Sunday, 3 March 2013

Brief 7 Geek Table

Each week each member of the Geek Table is producing a piece of work based arounf a theme which fits with your 'geekness' or strength.  Mine is Concept development/ideas.

The first week was to come up with a representation of your super power.  I did a theme around ideas brewing which I though fitted nicely with GD generally as most designers love tea.

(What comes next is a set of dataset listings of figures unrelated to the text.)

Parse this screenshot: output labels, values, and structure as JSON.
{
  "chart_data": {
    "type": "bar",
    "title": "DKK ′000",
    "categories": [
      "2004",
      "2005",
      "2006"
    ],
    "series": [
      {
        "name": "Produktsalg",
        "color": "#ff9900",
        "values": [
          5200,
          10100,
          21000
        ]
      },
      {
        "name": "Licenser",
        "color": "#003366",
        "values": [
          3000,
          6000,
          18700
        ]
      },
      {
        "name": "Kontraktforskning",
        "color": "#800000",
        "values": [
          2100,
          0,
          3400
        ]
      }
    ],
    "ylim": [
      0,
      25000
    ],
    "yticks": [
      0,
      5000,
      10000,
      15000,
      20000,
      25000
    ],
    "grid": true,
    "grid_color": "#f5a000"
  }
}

The second week the theme chosen is 'In the zone' with the restriction of using orange plus stock

In the Zone has a psychological term called 'flow'. Flow is the mental state of operation in which a person performing an activity is fully immersed in a feeling of energized focus, full involvement, and enjoyment in the process of the activity. In essence, flow is characterized by complete absorption in what one does. Proposed by Mihály Csíkszentmihályi, the positive psychology concept has been widely referenced across a variety of fields.[1] According to Csikszentmihalyi, flow is completely focused motivation. It is a single-minded immersion and represents perhaps the ultimate experience in harnessing the emotions in the service of performing and learning. In flow, the emotions are not just contained and channeled, but positive, energized, and aligned with the task at hand. To be caught in the ennui of depression or the agitation of anxiety is to be barred from flow. The hallmark of flow is a feeling of spontaneous joy, even rapture, while performing a task[2] although flow is also described (below) as a deep focus on nothing but the activity – not even oneself or one's emotions.

Buzz terms for this or similar mental states include: to be in the moment, present, in the zone, on a roll, wired in, in the groove, on fire, in tune, centered, or singularly focused.

Components of flow Nakamura and Csíkszentmihályi identify the following six factors as encompassing an experience of flow.

  • intense and focused concentration on the present moment
  • merging of action and awareness
  • a loss of reflective self-consciousness
  • a sense of personal control or agency over the situation or activity
  • a distortion of temporal experience, one's subjective experience of time is altered
  • experience of the activity as intrinsically rewarding, also referred to as autotelic experience

Those aspects can appear independently of each other, but only in combination they constitute a so-called flow experience.